Challenges in reinforcement learning of negotiation dialogue policies

Kallirroi Georgila
University of Southern California, USA

3:15pm-4-15pm, 27 April 2016
EM G.44

Abstract

The dialogue policy of a dialogue system decides on what dialogue move (also called "action") the system should make given the dialogue context (also called "dialogue state"). Building hand-crafted dialogue policies is a hard task, and there is no guarantee that the resulting policies will be optimal. This issue has motivated the dialogue community to use statistical methods for automatically learning dialogue policies, the most popular of which is reinforcement learning (RL). However, to date, RL has mainly been used to learn dialogue policies in slot-filling applications (e.g., restaurant recommendation, flight reservation, etc.) largely ignoring other more complex genres of dialogue such as negotiation.

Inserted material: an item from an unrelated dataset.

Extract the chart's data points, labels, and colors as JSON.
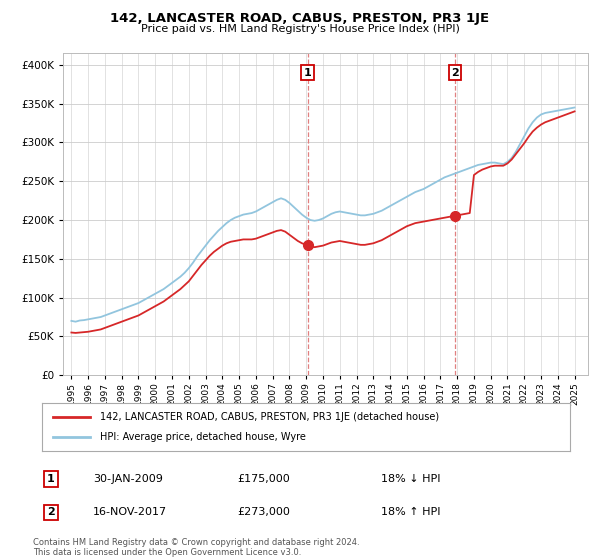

This talk presents challenges in reinforcement learning of negotiation dialogue policies. The first part of the talk focuses on applying RL to a two-party multi-issue negotiation domain. Here the main challenges are the very large state and action space, and learning negotiation dialogue policies that can perform well for a variety of negotiation settings, including against interlocutors whose behaviour has not been observed before. In negotiation, the reward function of an agent can depend on multiple individual and socio-cultural factors. In the second part of the talk, I will show how we can use inverse reinforcement learning (IRL) to learn a model for cultural decision-making in a simple negotiation game (the Ultimatum Game), which generates behaviour close to the behaviour of human players of the game in four different cultures. Good negotiators try to adapt their behaviours based on their interlocutors' behaviours. However, current approaches to using RL for dialogue management assume that the dialogue system learns by interacting with a stationary environment (the user), i.e., an environment that does not change over time. In the third part of the talk, I will present an experiment comparing single-agent RL and multi-agent RL of negotiation dialogue policies in a resource allocation scenario.

Bio

Kallirroi Georgila is a Research Scientist at the Institute for Creative Technologies (ICT) at the University of Southern California (USC) and a Research Assistant Professor at USC's Computer Science Department. Before joining USC-ICT in 2009 she was a Research Scientist at the Educational Testing Service (ETS) and before that a Research Fellow at the School of Informatics at the University of Edinburgh. Her research interests include all aspects of spoken dialogue processing with a focus on reinforcement learning of dialogue policies, expressive conversational speech synthesis, and speech recognition. Dr. Georgila has published over 80 journal articles, conference and workshop papers, and technical reports on various topics in spoken dialogue processing. She has served on the organizing, senior, and program committees of many conferences and workshops. Her research work is funded by the National Science Foundation and the Army Research Office.